« L’avantage du tezepelumab est qu’il agit sur une cible en amont dans la physiopathologie de l’asthme » et constitue donc « une approche transversale » de la maladie car c’est un médicament de « précision », mais avec la possibilité d’agir efficacement sur une pathologie déclenchée. par de multiples déclencheurs. Il est transversal car il peut contrecarrer différentes voies et mécanismes inflammatoires présents sur une base non inflammatoire ». C’est ce qu’a déclaré Matteo Bonini, professeur titulaire de maladies respiratoires à l’Université Sapienza de Rome, s’exprimant ce matin à Milan, lors d’une réunion avec la presse organisée par AstraZeneca à l’occasion du feu vert de l’Aifa pour le tezepelumab, le premier anticorps monoclonal anti- TSLP pour l’asthme sévère.
Il s’agit « d’une maladie inflammatoire chronique – souligne le spécialiste – mais elle a une origine inflammatoire hétérogène : il existe aussi des formes qui ne sont pas nécessairement inflammatoires ». La cible du tezepelumab « est Tslp, qui est l’acronyme d’un nom assez complexe, qui est la lymphopoïétine stromale thymique, une cytokine en amont de la cascade inflammatoire » qui se déclenche au niveau de l’épithélium bronchique en présence de différents déclencheurs.
Les études d’enregistrement qui ont permis l’approbation du médicament et sa commercialisation en Italie « ont démontré de manière substantielle l’efficacité sur ce qui est généralement considéré comme le critère le plus important pour estimer le contrôle de la maladie – explique Bonini – c’est-à-dire la réduction du nombre d’exacerbations bronchiques, ainsi qu’un effet sur les symptômes respiratoires. Selon les recommandations internationales, les symptômes respiratoires et le risque futur d’exacerbations sont les deux domaines sur lesquels baser le contrôle de la maladie.
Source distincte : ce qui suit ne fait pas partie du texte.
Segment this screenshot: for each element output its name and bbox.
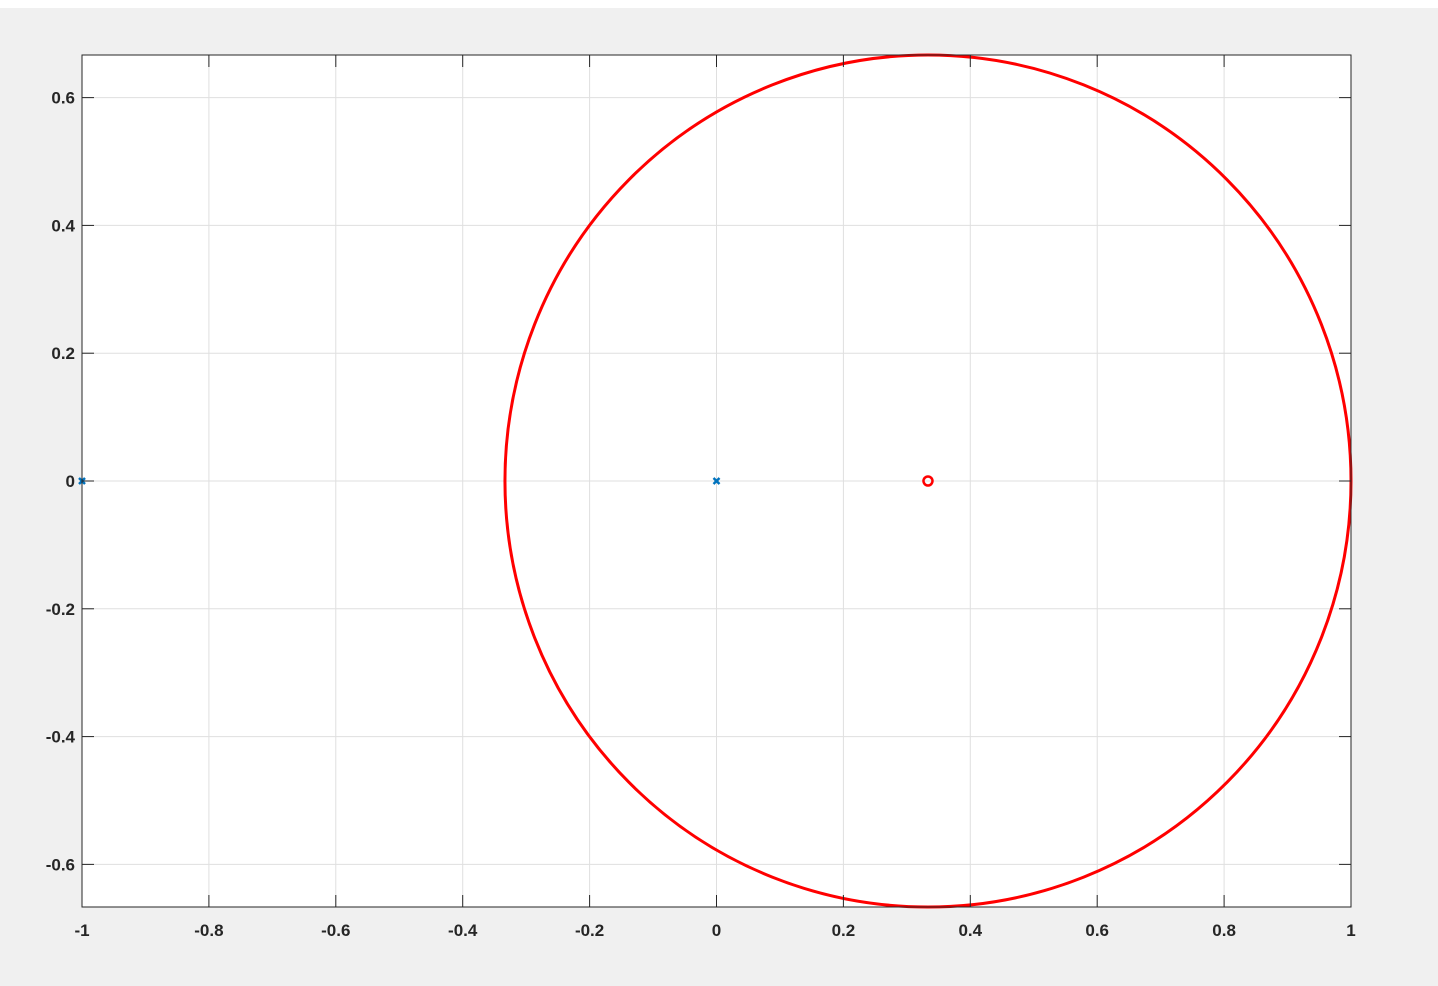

Précisément en raison de l’activité sur la muqueuse bronchique, « avec le médicament, il y a une amélioration à la fois de la fonction respiratoire, de la capacité de respirer en termes de débits et de volumes – précise l’expert – mais aussi une réduction de l’hyperréactivité bronchique, tant celle ceci est déclenché par un stimulus direct ou indirect. Ceux-ci sont également associés à une meilleure qualité de vie, ce qui est extrêmement important car il est défini comme un résultat rapporté par le patient ».
Pour en revenir au concept d’activité thérapeutique transversale, « nos compétences scientifiques – rappelle Bonini – ont conduit au fil des années à distinguer différents phénotypes de maladies, qui sont des formes de maladies caractérisées par des éléments cliniques et fonctionnels, pour ensuite atteindre un niveau supérieur d’approfondissement analyse de la pathologie sur la base d’endotypes qui, outre les caractéristiques cliniques et fonctionnelles, incluent une réponse spécifique à un médicament et un mécanisme physiopathologique spécifique ».
« À titre provisoire – explique le spécialiste – nous avions l’habitude de diviser l’asthme et l’asthme sévère en deux endotypes plus courants : l’endotype ‘T2 élevé’ et l’endotype ‘T2 non élevé’. Il ne s’agit pas d’un T2 faible, mais d’un ‘T2 non élevé’. – souligne-t-il – parce qu’en réalité cet endotype, jusqu’à récemment, était simplement caractérisé par une classification d’exclusion, de non-présence, de marqueurs typiques d’une T2 élevée. Maintenant, avec la possibilité d’un anticorps monoclonal anti-Tslp, nous pouvons en sortir de cette dichotomie et nous pouvons non seulement offrir une arme thérapeutique supplémentaire extrêmement efficace et sûre aux sujets n’exprimant pas d’endotype T2, qui représentent une minorité de sujets asthmatiques, environ 20 à 30 %, mais nous avons également la possibilité d’obtenir de ce qui est une dichotomie au sein de l’endotype T2 élevé, entre une inflammation allergique à prédominance atopique et une inflammation éosinophile, car il a été démontré que ce médicament est efficace sur tous les phénotypes et endotypes de la maladie ».